يَا أَيُّهَا النَّبِيُّ قُلْ لِأَزْوَاجِكَ وَبَنَاتِكَ وَنِسَاءِ الْمُؤْمِنِينَ يُدْنِينَ عَلَيْهِنَّ مِنْ جَلَابِيبِهِنَّ ذَلِكَ أَدْنَى أَنْ يُعْرَفْنَ فَلَا يُؤْذَيْنَ وَكَانَ اللَّهُ غَفُورًا رَحِيمًا

“Hai Nabi, katakanlah kepada istri-istrimu, anak-anak perempuanmu, dan istri-istri orang mukmin agar hendaklah mereka mengulurkan jilbabnya ke seluruh tubuh mereka. Yang demikian itu supaya mereka lebih mudah untuk dikenal, sehingga mereka tidak diganggu/disakiti. Dan Allah adalah Maha Pengampun lagi Maha Penyayang” (al-Ahzaab : 59)

دل على وجود أذية إن لم يحتجبن، لأنهن إذا لم يحتجبن، ربما ظن أنهن غير عفيفات، فيتعرض لهن من في قلبه مرض، وربما استهين بهن، فتهاون بهن من يريد الشر

“Ini menunjukkan bahwa gangguan (bagi wanita dari orang-orang yang berakhlak buruk) akan timbul jika wanita itu tidak mengenakan jilbab (yang sesuai dengan syariat). Hal ini dikarenakan jika wanita tidak memakai jilbab, boleh jadi orang akan menyangka bahwa dia bukan wanita yang ‘afifah (terjaga kehormatannya), sehingga orang yang ada penyakit (syahwat) dalam hatinya akan mengganggu dan menyakiti wanita tersebut, atau bahkan merendahkan/melecehkannya. Maka dengan memakai jilbab (yang sesuai dengan syariat) akan mencegah (timbulnya) keinginan-keinginan (buruk) terhadap diri wanita dari orang-orang yang mempunyai niat buruk.” [1]


______________

[1] Taisiirul Kariimir Rahmaan hal. 489, Syaikh ‘Abdurrahman As Si’di.
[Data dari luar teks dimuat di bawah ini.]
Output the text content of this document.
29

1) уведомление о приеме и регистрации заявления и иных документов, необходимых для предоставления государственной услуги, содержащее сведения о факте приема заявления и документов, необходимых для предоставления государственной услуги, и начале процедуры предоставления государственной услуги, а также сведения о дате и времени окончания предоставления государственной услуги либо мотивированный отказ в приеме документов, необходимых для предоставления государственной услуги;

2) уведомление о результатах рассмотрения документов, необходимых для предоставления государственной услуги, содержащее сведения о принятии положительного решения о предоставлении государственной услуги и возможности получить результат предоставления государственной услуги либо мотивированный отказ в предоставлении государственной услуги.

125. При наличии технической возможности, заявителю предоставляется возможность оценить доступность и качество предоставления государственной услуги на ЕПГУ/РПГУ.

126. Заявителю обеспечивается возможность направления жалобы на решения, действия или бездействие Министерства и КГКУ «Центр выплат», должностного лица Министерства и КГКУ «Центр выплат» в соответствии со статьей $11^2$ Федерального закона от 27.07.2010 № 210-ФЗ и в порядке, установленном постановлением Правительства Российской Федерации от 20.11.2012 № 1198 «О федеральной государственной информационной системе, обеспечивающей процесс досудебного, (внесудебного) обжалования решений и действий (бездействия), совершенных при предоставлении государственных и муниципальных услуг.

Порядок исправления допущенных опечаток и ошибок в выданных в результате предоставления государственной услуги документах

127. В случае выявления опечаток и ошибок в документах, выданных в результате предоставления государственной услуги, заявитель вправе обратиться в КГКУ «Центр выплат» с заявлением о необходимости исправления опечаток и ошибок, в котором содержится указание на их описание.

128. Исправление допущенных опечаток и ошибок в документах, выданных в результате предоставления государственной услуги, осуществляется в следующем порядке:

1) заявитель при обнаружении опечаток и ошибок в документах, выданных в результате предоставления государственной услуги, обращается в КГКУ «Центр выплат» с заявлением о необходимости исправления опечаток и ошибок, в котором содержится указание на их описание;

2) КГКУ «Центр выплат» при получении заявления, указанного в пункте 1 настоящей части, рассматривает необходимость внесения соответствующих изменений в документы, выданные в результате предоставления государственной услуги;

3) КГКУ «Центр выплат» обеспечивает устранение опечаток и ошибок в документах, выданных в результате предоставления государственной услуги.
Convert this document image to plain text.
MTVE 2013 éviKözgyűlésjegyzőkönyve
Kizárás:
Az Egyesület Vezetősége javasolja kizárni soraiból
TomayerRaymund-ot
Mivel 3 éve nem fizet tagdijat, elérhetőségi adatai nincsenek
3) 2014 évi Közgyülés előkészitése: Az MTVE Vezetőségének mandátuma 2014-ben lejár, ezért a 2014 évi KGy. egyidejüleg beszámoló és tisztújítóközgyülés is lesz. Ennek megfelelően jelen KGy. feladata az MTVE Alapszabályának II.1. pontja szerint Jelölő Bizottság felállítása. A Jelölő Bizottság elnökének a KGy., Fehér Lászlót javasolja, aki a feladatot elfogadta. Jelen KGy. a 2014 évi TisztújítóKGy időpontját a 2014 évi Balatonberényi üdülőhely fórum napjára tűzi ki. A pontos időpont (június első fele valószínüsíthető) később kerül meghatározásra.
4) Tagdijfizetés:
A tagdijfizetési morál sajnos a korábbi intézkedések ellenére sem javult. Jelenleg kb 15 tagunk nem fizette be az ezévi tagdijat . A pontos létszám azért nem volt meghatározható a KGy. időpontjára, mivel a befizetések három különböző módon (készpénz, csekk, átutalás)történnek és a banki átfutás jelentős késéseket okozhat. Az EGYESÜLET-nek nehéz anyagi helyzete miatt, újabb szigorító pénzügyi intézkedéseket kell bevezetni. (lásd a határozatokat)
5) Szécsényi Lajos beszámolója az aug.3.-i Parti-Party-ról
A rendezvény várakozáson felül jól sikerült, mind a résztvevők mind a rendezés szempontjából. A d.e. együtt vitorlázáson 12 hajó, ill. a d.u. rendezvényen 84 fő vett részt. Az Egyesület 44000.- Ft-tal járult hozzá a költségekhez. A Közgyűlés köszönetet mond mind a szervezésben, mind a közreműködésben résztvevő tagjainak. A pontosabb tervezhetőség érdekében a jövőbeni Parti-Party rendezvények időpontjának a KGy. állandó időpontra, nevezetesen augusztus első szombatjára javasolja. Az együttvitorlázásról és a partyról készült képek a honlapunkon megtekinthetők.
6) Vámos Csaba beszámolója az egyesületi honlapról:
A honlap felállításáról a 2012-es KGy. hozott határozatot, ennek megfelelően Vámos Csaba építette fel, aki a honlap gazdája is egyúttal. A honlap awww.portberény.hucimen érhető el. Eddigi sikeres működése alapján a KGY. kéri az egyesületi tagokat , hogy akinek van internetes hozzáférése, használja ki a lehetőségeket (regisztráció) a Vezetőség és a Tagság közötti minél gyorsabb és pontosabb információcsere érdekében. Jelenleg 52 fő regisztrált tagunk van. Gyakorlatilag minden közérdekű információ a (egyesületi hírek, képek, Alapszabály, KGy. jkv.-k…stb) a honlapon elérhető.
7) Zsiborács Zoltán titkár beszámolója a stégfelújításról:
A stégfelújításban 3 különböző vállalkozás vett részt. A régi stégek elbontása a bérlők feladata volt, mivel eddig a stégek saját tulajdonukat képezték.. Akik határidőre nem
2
One Comment to “Salah Satu Hikmah Menggunakan Hijab”

  1. Bismillaah..
    Al ‘afwu, apakah gambar d atas bukan termasuk gambar makhluk???
    mohon koreksinya.
    barokalloohu fiik

    Syaikh Muhammad bin Sholeh Al ‘Utsaimin rahimahullah berkata, “Gambar yang mesti dihapus adalah setiap gambar manusia atau hewan. Yang wajib dihapus adalah wajahnya saja. Jadi cukup menghapus wajahnya walaupun badannya masih tersisa. Sedangkan gambar pohon, batu, gunung, matahari, bulan dan bintang, maka ini gambar yang tidak mengapa dan tidak wajib dihapus. Adapun untuk gambar mata saja atau wajah saja (tanpa ada panca indera, pen), maka ini tidaklah mengapa, karena seperti itu bukanlah gambar dan hanya bagian dari gambar, bukan gambar secara hakiki.” (Liqo’ Al Bab Al Maftuh, kaset no. 35)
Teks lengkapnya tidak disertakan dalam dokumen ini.